5) Missing or swapped fields create silent recalculations

This is more common than it sounds. If an entry is blank—or a fee is mapped to the wrong cost bucket—the output can change without an obvious error. Typical examples include:

  • A fee placed in the wrong category (so it’s excluded/included differently)
  • A swapped “paid by” field (borrower vs. lender/other party)
  • An “other/misc” bucket used inconsistently between runs

How to isolate the variable

Use this diagnostic checklist to find what’s driving the difference—without guessing.

  • Freeze the jurisdiction and tool settings so both runs use the same rule set.
  • Compare one input at a time (dates, rates, amounts) and re-run after each change.
  • Review the breakdown to see which segment or assumption drives the difference.

Step 1: Lock the SOL assumptions to the default

For Delaware (US-DE), rely on the provided general rule:

  • General SOL period: 2 years
  • Statute: **Title 11, § 205(b)(3)
  • Default application: No claim-type-specific sub-rule was found in the provided data

If one run used a different limitation period or a different assumption set, that can alone cause differences in time-windowed inclusion logic.

Step 2: Compare inputs as a table, not as “I entered the same thing”

Export or record the fields you used in DocketMath and do a side-by-side check.

Input categoryRun A valueRun B valueDifference?
Borrower-paid fees☐ Yes ☐ No
Credits to borrower☐ Yes ☐ No
Recording-related charges☐ Yes ☐ No
Date fields (closing/event)☐ Yes ☐ No
Any “other”/misc bucket☐ Yes ☐ No

Step 3: Re-run with one controlled change

Change only one input at a time (for example, adjust only the recording fees) and observe the delta in output totals.

Goal: identify the single field that shifts the Closing Cost result most.

Step 4: Validate categorization

If the difference is large, it usually means categorization—not arithmetic. Confirm each fee line is assigned to the same “bucket” across runs.

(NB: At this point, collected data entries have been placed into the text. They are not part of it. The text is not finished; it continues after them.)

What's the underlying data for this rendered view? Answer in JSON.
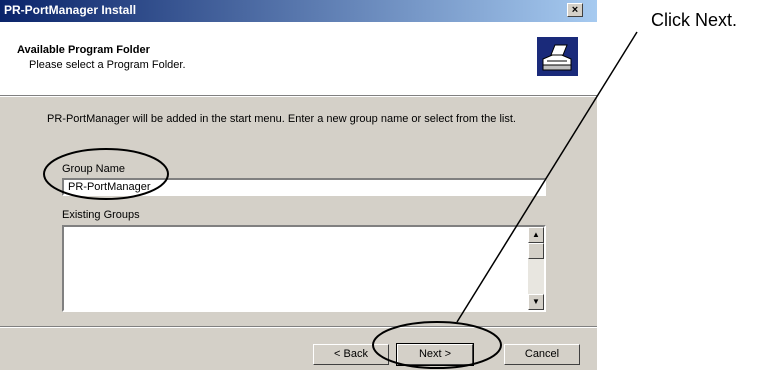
{
  "window": {
    "title": "PR-PortManager Install",
    "close_glyph": "×"
  },
  "header": {
    "title": "Available Program Folder",
    "subtitle": "Please select a Program Folder.",
    "icon": "computer-setup-icon"
  },
  "body": {
    "description": "PR-PortManager will be added in the start menu. Enter a new group name  or select from the list.",
    "group_name_label": "Group Name",
    "group_name_value": "PR-PortManager",
    "existing_groups_label": "Existing Groups",
    "existing_groups": []
  },
  "buttons": {
    "back": "< Back",
    "next": "Next >",
    "cancel": "Cancel"
  },
  "annotation": {
    "text": "Click Next."
  },
  "colors": {
    "titlebar_start": "#0a246a",
    "titlebar_end": "#a6caf0",
    "dialog_face": "#d4d0c8"
  }
}
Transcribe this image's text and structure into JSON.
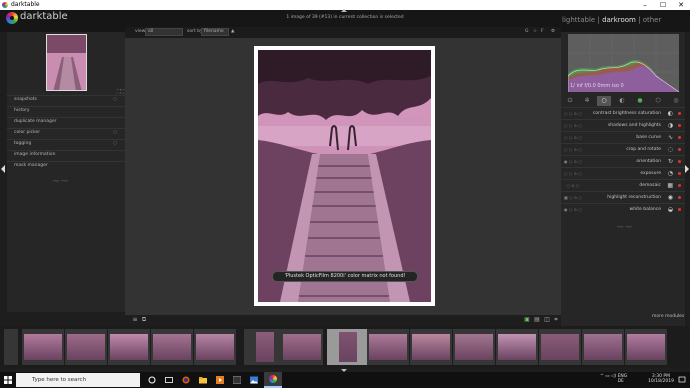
{
  "window": {
    "title": "darktable"
  },
  "header": {
    "logo_text": "darktable",
    "image_count": "1 image of 39 (#13) in current collection is selected",
    "views": {
      "lighttable": "lighttable",
      "darkroom": "darkroom",
      "other": "other",
      "sep": "|"
    }
  },
  "filter": {
    "view_label": "view",
    "view_value": "all",
    "sortby_label": "sort by",
    "sortby_value": "filename"
  },
  "left_modules": [
    {
      "label": "snapshots"
    },
    {
      "label": "history"
    },
    {
      "label": "duplicate manager"
    },
    {
      "label": "color picker"
    },
    {
      "label": "tagging"
    },
    {
      "label": "image information"
    },
    {
      "label": "mask manager"
    }
  ],
  "histogram": {
    "exif": "1/ inf f/0.0 0mm iso 0"
  },
  "right_modules": [
    {
      "label": "contrast brightness saturation",
      "icon": "◐"
    },
    {
      "label": "shadows and highlights",
      "icon": "◑"
    },
    {
      "label": "base curve",
      "icon": "∿"
    },
    {
      "label": "crop and rotate",
      "icon": "◌"
    },
    {
      "label": "orientation",
      "icon": "↻"
    },
    {
      "label": "exposure",
      "icon": "◔"
    },
    {
      "label": "demosaic",
      "icon": "▦"
    },
    {
      "label": "highlight reconstruction",
      "icon": "◉"
    },
    {
      "label": "white balance",
      "icon": "◒"
    }
  ],
  "more_modules": "more modules",
  "toast": "'Plustek OpticFilm 8200i' color matrix not found!",
  "taskbar": {
    "search_placeholder": "Type here to search",
    "lang": "ENG",
    "region": "DE",
    "time": "3:30 PM",
    "date": "10/18/2019"
  },
  "colors": {
    "pink_tone": "#c07fa5",
    "accent_red": "#d33333",
    "panel": "#262626"
  }
}
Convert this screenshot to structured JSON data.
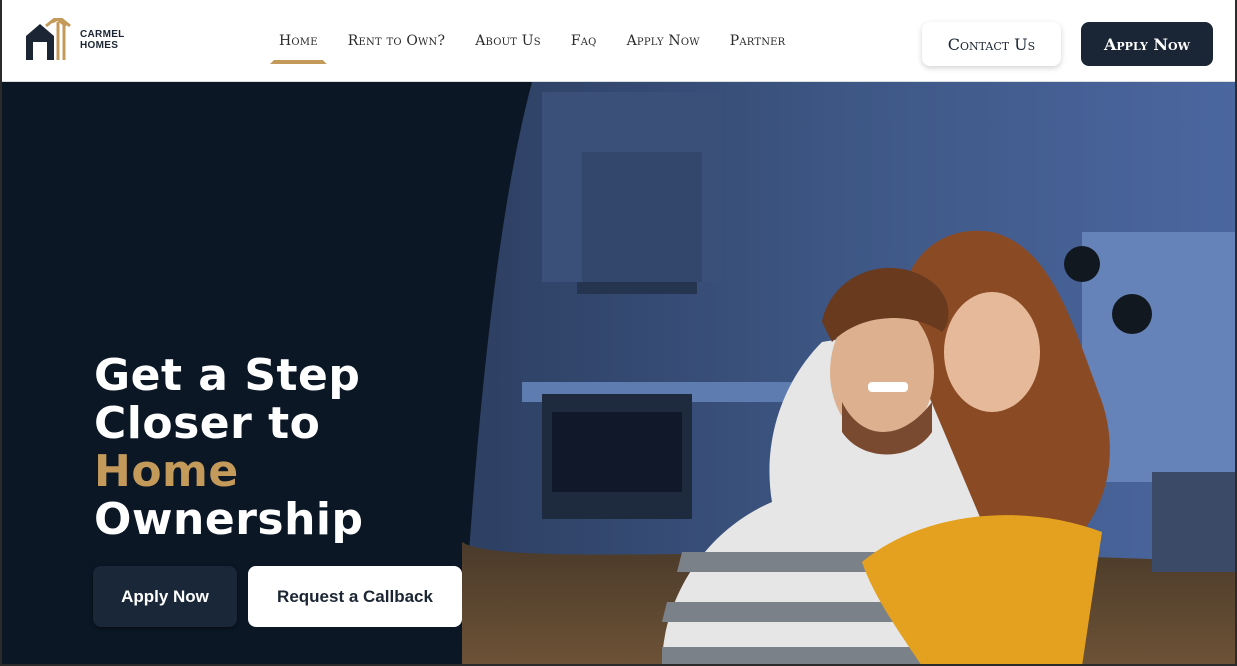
{
  "brand": {
    "line1": "CARMEL",
    "line2": "HOMES",
    "colors": {
      "navy": "#1a2535",
      "gold": "#c49a5b",
      "hero_bg": "#0b1725"
    }
  },
  "nav": {
    "items": [
      {
        "label": "Home",
        "active": true
      },
      {
        "label": "Rent to Own?",
        "active": false
      },
      {
        "label": "About Us",
        "active": false
      },
      {
        "label": "Faq",
        "active": false
      },
      {
        "label": "Apply Now",
        "active": false
      },
      {
        "label": "Partner",
        "active": false
      }
    ],
    "contact_label": "Contact Us",
    "apply_label": "Apply Now"
  },
  "hero": {
    "headline_line1": "Get a Step",
    "headline_line2": "Closer to",
    "headline_accent": "Home",
    "headline_line4": "Ownership",
    "apply_button": "Apply Now",
    "callback_button": "Request a Callback",
    "image": "smiling-couple-in-kitchen-photo"
  }
}
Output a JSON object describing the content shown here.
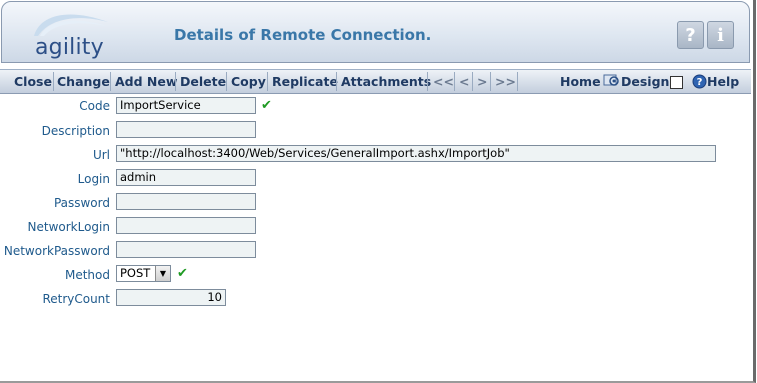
{
  "header": {
    "logo_text": "agility",
    "title": "Details of Remote Connection.",
    "help_icon_glyph": "?",
    "info_icon_glyph": "i"
  },
  "toolbar": {
    "close": "Close",
    "change": "Change",
    "add_new": "Add New",
    "delete": "Delete",
    "copy": "Copy",
    "replicate": "Replicate",
    "attachments": "Attachments",
    "first": "<<",
    "prev": "<",
    "next": ">",
    "last": ">>",
    "home": "Home",
    "design": "Design",
    "help": "Help"
  },
  "form": {
    "code": {
      "label": "Code",
      "value": "ImportService"
    },
    "description": {
      "label": "Description",
      "value": ""
    },
    "url": {
      "label": "Url",
      "value": "\"http://localhost:3400/Web/Services/GeneralImport.ashx/ImportJob\""
    },
    "login": {
      "label": "Login",
      "value": "admin"
    },
    "password": {
      "label": "Password",
      "value": ""
    },
    "network_login": {
      "label": "NetworkLogin",
      "value": ""
    },
    "network_password": {
      "label": "NetworkPassword",
      "value": ""
    },
    "method": {
      "label": "Method",
      "value": "POST"
    },
    "retry_count": {
      "label": "RetryCount",
      "value": "10"
    },
    "check_glyph": "✔"
  },
  "colors": {
    "title": "#3a77a8",
    "label": "#1f5a8c",
    "toolbar_text": "#1f3a63",
    "checkmark": "#1f9a23",
    "input_bg": "#eef3f4"
  }
}
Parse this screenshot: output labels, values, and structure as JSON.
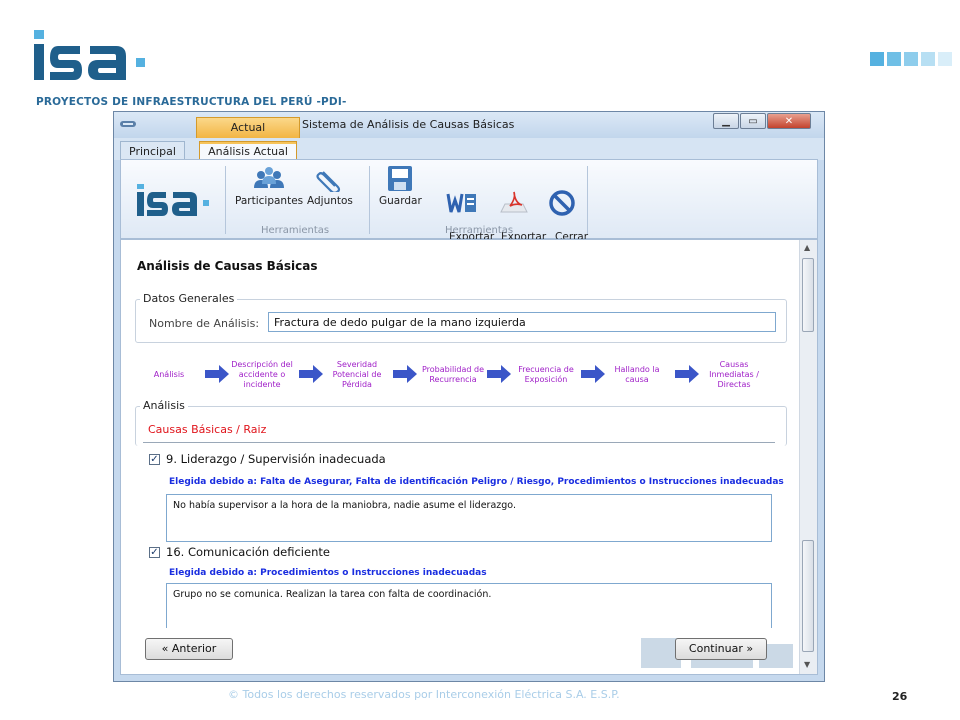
{
  "slide": {
    "subtitle": "PROYECTOS DE INFRAESTRUCTURA DEL PERÚ -PDI-",
    "footer": "© Todos los derechos reservados por Interconexión Eléctrica S.A. E.S.P.",
    "page_number": "26",
    "accent_colors": [
      "#2a6a98",
      "#55b1e0",
      "#a9cde8"
    ]
  },
  "window": {
    "context_tab": "Actual",
    "title": "Sistema de Análisis de Causas Básicas",
    "tabs": [
      {
        "label": "Principal"
      },
      {
        "label": "Análisis Actual"
      }
    ],
    "ribbon": {
      "buttons": [
        {
          "label": "Participantes",
          "icon": "participants-icon"
        },
        {
          "label": "Adjuntos",
          "icon": "paperclip-icon"
        },
        {
          "label": "Guardar",
          "icon": "save-icon"
        },
        {
          "label": "Exportar\na Word",
          "icon": "word-icon"
        },
        {
          "label": "Exportar\na PDF",
          "icon": "pdf-icon"
        },
        {
          "label": "Cerrar\nAnálisis",
          "icon": "close-analysis-icon"
        }
      ],
      "groups": [
        {
          "label": "Herramientas"
        },
        {
          "label": "Herramientas"
        }
      ]
    }
  },
  "main": {
    "section_title": "Análisis de Causas Básicas",
    "datos_generales": {
      "legend": "Datos Generales",
      "field_label": "Nombre de Análisis:",
      "field_value": "Fractura de dedo pulgar de la mano izquierda"
    },
    "steps": [
      {
        "label": "Análisis"
      },
      {
        "label": "Descripción del\naccidente o\nincidente"
      },
      {
        "label": "Severidad\nPotencial de\nPérdida"
      },
      {
        "label": "Probabilidad de\nRecurrencia"
      },
      {
        "label": "Frecuencia de\nExposición"
      },
      {
        "label": "Hallando la\ncausa"
      },
      {
        "label": "Causas\nInmediatas /\nDirectas"
      }
    ],
    "analisis": {
      "legend": "Análisis",
      "category": "Causas Básicas / Raiz",
      "items": [
        {
          "checked": true,
          "title": "9. Liderazgo / Supervisión inadecuada",
          "reason": "Elegida debido a: Falta de Asegurar, Falta de identificación Peligro / Riesgo, Procedimientos o Instrucciones inadecuadas",
          "comment": "No había supervisor a la hora de la maniobra, nadie asume el liderazgo."
        },
        {
          "checked": true,
          "title": "16. Comunicación deficiente",
          "reason": "Elegida debido a: Procedimientos o Instrucciones inadecuadas",
          "comment": "Grupo no se comunica. Realizan la tarea con falta de coordinación."
        }
      ]
    },
    "nav": {
      "prev": "« Anterior",
      "next": "Continuar »"
    }
  }
}
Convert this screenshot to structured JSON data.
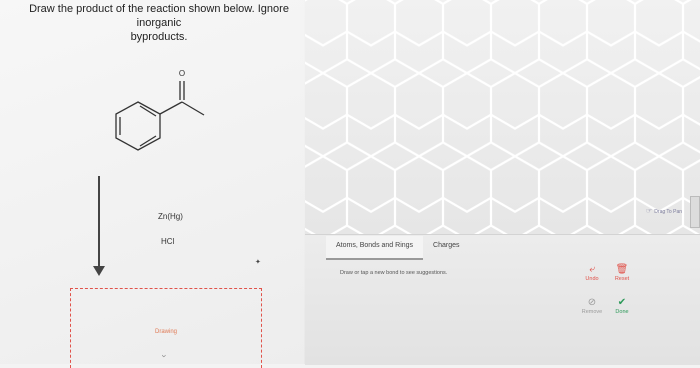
{
  "question": {
    "line1": "Draw the product of the reaction shown below. Ignore inorganic",
    "line2": "byproducts."
  },
  "molecule": {
    "oxygen_label": "O",
    "name": "acetophenone"
  },
  "reaction": {
    "reagent1": "Zn(Hg)",
    "reagent2": "HCl"
  },
  "answer_box": {
    "label": "Drawing",
    "expand_icon": "chevron-down-icon"
  },
  "canvas": {
    "drag_label": "Drag To Pan",
    "drag_icon": "hand-icon",
    "grid_color": "#ffffff"
  },
  "panel": {
    "tabs": [
      "Atoms, Bonds and Rings",
      "Charges"
    ],
    "hint": "Draw or tap a new bond to see suggestions.",
    "controls": {
      "undo": "Undo",
      "reset": "Reset",
      "remove": "Remove",
      "done": "Done"
    }
  },
  "colors": {
    "accent_red": "#e0524a",
    "done_green": "#2e9a5a",
    "remove_gray": "#9a9a9a"
  }
}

Pitfall: If one run treats a charge as a borrower-paid fee and another treats it as a credit offset, totals can swing even if the dollar amounts look close.

Step 5: Confirm date logic aligns with Delaware’s general 2-year period

If dates are used in your process, ensure the dates in both runs fall into the same inclusion window keyed off the 2-year general SOL (11 Del. C. § 205(b)(3)).

Next steps

  1. Run /tools/closing-cost with a “frozen” set of inputs (same fee categories, same date fields).
  2. If the result still differs, repeat using the controlled-change method (one variable per run).
  3. Keep your captured inputs and output deltas—this speeds up reconciliation when you compare with a second version or settlement statement.

If you want a direct place to reproduce your numbers, use: /tools/closing-cost.

Gentle note: This is not legal advice. SOL and cost-inclusion logic can depend on case facts and claim specifics.